Happens that I like tea better, anyway. It tastes cleaner and clearer. I loaded my coffee with sugar and milk but I take my tea plain: for me, it needs no embellishment. Don’t like spiced teas and can’t stand rooibos, but other wise I drink pretty well any tea: I particularly like the smokiness of gunpowder teas and the delicate bergamot perfume of Earl Grey.
Usually, I brew tea from leaves, but I don’t turn my nose up at bags: one of the best pots of tea I’ve had in recent memory was made from two Twinings English Breakfast tea bags.
Cleaning out a storage cupboard, I came upon a stash of camomile tea bags at the bottom of a suitcase, sealed in a plastic bag. It had been there for ages. I made a cup using one and, although the taste was faded, it was still there, lemony and delicate. I thought how good it tasted going down, how warming. How soothing. I remembered countless conversations over pots of tea — the giggly and gossipy ones, the romantic ones, the intense ones.
Although I know nothing of formal tea ceremonies, I enjoy preparing tea as much as I do drinking it: listening for the water to boil, measuring out the tea, warming the pot, waiting as it steeps.
“Just the idea of making tea for myself shifts my consciousness into a sort of dreamtime,” tea aficionado Frank Hadley Murphy observed in an essay called The Spirit of Tea. “Especially if I am alone, I know that I can now hang my mind up on a hook in the mud room and close the door behind me. The ritual has already begun.”
His essay is part of a delightful new anthology, A Tea Reader ( Tuttle Publishing, $ 18.95), by tea lover and writer Katrina Ávila Munichiello, a collection of stories about memories experienced over tea. Making and tasting tea, Murphy writes, he feels as if Thea, the Greek goddess of light, has begun to illuminate his soul, as if there are “moonbeams shining out from inside me. Things are clearer.”
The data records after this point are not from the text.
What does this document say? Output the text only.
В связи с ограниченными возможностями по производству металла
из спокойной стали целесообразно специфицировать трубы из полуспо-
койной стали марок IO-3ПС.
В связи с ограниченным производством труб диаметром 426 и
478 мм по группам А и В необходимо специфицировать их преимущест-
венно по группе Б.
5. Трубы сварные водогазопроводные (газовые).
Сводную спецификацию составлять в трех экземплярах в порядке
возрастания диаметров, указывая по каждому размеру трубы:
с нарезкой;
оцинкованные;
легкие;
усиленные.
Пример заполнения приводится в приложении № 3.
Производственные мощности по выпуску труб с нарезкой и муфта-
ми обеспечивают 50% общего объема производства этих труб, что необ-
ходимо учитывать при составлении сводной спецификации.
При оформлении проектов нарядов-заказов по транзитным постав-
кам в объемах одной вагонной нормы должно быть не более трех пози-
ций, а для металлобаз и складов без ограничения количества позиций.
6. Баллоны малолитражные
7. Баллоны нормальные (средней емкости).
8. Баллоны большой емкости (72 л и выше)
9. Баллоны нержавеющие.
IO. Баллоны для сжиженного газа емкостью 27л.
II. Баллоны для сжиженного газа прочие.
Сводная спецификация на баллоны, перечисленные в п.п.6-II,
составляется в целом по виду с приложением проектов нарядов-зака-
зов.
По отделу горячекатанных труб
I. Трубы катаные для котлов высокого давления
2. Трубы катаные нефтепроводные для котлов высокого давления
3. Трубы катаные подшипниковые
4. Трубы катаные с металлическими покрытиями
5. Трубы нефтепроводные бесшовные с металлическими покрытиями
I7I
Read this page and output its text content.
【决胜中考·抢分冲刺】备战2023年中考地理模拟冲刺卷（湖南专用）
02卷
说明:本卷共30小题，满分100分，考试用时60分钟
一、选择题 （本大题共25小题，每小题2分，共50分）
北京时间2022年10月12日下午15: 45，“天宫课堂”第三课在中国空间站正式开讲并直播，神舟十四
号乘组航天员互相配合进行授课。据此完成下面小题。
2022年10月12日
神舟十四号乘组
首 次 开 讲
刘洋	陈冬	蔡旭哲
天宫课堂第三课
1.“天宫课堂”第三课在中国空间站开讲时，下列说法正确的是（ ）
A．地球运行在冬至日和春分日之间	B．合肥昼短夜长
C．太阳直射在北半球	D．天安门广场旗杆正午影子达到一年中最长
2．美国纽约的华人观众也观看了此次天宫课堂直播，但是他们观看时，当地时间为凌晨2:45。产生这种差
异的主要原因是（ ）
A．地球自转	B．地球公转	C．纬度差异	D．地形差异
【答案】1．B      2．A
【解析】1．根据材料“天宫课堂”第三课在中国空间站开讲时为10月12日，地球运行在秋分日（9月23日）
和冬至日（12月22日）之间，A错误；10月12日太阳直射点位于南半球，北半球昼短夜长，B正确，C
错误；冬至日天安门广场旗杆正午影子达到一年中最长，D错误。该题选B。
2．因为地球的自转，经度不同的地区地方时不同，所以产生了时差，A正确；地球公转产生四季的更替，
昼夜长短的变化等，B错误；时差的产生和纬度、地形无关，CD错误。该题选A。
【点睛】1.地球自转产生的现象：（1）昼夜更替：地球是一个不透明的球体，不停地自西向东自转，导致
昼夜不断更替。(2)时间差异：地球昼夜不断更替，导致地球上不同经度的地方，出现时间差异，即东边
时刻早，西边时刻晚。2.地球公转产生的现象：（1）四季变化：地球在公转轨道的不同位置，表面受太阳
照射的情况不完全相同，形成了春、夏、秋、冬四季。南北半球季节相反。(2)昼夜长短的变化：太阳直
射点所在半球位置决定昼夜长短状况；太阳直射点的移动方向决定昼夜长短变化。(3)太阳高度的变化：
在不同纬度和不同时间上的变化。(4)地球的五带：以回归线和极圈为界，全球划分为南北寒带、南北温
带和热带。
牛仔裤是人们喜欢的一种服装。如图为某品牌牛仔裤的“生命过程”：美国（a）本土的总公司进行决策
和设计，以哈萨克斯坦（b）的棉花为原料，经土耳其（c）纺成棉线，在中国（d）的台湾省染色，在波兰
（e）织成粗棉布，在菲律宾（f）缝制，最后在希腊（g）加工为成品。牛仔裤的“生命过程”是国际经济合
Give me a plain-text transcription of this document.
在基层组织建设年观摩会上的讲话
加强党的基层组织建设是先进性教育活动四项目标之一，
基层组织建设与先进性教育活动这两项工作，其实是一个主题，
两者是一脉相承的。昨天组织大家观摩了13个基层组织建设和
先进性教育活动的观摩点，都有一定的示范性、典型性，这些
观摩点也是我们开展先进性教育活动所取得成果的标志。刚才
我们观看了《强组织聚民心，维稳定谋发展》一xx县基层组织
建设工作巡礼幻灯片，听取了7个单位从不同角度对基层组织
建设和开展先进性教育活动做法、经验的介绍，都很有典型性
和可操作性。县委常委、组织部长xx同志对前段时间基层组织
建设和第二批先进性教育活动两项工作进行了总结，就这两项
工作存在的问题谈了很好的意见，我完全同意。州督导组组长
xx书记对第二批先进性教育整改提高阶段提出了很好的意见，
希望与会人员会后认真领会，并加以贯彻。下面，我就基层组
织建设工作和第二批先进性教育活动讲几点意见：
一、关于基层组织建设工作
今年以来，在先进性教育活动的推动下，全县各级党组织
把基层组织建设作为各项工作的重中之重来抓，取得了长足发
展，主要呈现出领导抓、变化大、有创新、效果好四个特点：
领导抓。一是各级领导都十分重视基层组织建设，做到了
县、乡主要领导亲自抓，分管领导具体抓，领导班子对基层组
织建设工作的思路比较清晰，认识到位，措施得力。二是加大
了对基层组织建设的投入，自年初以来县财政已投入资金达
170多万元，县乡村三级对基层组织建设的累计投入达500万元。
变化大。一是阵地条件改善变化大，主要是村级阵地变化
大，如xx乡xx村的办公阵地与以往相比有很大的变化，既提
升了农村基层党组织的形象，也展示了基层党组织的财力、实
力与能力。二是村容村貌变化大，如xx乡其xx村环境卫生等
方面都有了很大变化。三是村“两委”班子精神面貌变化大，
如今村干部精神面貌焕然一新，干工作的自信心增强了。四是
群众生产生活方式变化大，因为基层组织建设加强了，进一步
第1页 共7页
In her essay A Cup of Comfort, Dorothy Ziemann writes about her father. He had lung cancer and, as a nurse, she knew the end was near. Wanting to spend as much time with him as she could, she’d take him to his chemotherapy treatments. She’d knit and he would read or doze. She knew he loved her and that she loved him, but they didn’t say it much.
She was a tea drinker; he preferred coffee, thought “tea was a woman’s drink.” So Ziemann was surprised when, during chemo one day, he asked for tea. She went out and bought tea bags — decaffeinated because caffeine kept him from sleeping — and two mugs and hurried back to make him tea. “He took a sip and sighed with a peaceful look on his face. ‘ Dorothy,’ he said, ‘ I never knew tea was so soothing. I’ve really missed out, haven’t I?’ ”
And over their tea, they talked: he said how proud he was of her and how much he loved his granddaughters, her girls, and she told him how much she loved him and appreciated all he had done for her: she said what she wanted to say.
As something of a tea snob, accustomed to loose leaf tea brewed in a teapot, Ziemann wouldn’t ordinarily drink tea- bag tea — let alone grocery- store Lipton tea bags. “But that tea I shared with my father on that dreary day in a chemotherapy office was the best tea I can remember drinking in my life,” she wrote. “It tasted like ambrosia.”
It was their last afternoon together before he died and, every time she drinks tea now, she smiles and thinks of her father and how they were finally able to share their feelings. “My father was right — tea is soothing.”